The uncompressed size of storing all 50 versions is approximately 2.45TB.
Measurements
For each use case, we stored the original state of the repository and replayed all updates as incremental commits. In the case of the gaming and research projects, this was quite natural as the commit history is readily available as part of the GitHub repository. For the biotech PDB structures, we created a script to download PDB files from RCSB’s FTP servers and created a commit for each successive version.
For each commit, we measured:
Upload or push time
Download or checkout time
Storage size
Tools
There are known differences in the versioning and storage approaches of each tool. The “raw size” column in the table above refers to the space occupied if each commit is stored as a subdirectory and all subdirectory sizes are summed together.
S3 versioning, when enabled, stores every version of every file at “raw size” — no deduplication.
Git LFS and DVC both use pointers to refer to large files stored on servers, and implement file-level deduplication, meaning that identical files in subsequent versions will not be stored again, regardless of the storage backend.
XetHub uses pointers to refer to large files stored on S3-hosted XetHub servers, which automatically stores files in a data format that automatically deduplicates at the block level. This means that unchanged blocks in subsequent versions will not be stored again.
We’ll see the impact of these approaches in our results.
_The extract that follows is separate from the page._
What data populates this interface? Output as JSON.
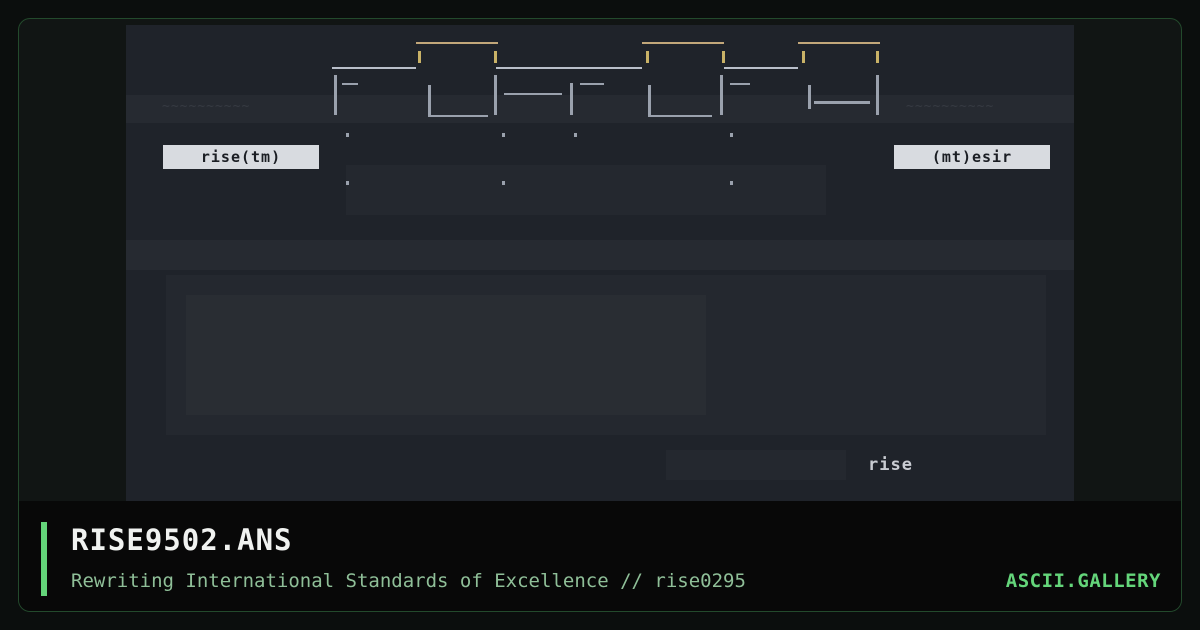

In our configuration, we set up DVC to use S3 as its remote and Git LFS to use GitHub’s LFS offering. All S3 buckets use S3 Standard tiers. Benchmarks were run on Amazon Elastic Cloud Compute m5.xlarge instances (4 vCPUs, 16GB memory) with 10TB Elastic Block Store volumes.
Results
Each project’s development patterns, size, and complexity lead to differences in transfer times and storage costs. Let’s review the patterns and performance for each use case.
Use Case 1: Megacity Multiplayer
The Megacity Multiplayer commit history reflects what we see in many modern projects: multiple collaborators making frequent modifications across code and artifacts. In this experiment, we found that upload/download speeds varied as the project progressed.
Initial development:
Despite Git LFS, DVC, and XetHub’s storage deduplication algorithms, all three tools perform similarly to S3 on upload and download times for the first four commits. This may be due to how many files are dramatically changed at the beginning of a project, with few duplicatable changes.
Later development:
Git LFS and XetHub perform well compared to both S3 and DVS on uploads and downloads in later commits, likely owing to parallelization of upload and download requests.
On larger pushes of changes, commits 4, 8, and 29 in particular, we can see both Git LFS and XetHub uploads times spike. Because XetHub only needs to push altered blocks, it performs much faster on these changes than Git LFS. On the download side, Git LFS has a slight edge over XetHub.
Throughout development:
Our S3-backed DVC performs significantly worse then S3 and Git LFS for uploads, likely due to the lack of parallelization in handling these requests. DVC’s focus on making it easy to version code and artifacts side-by-side does not extend to optimizing performance for subsequent updates.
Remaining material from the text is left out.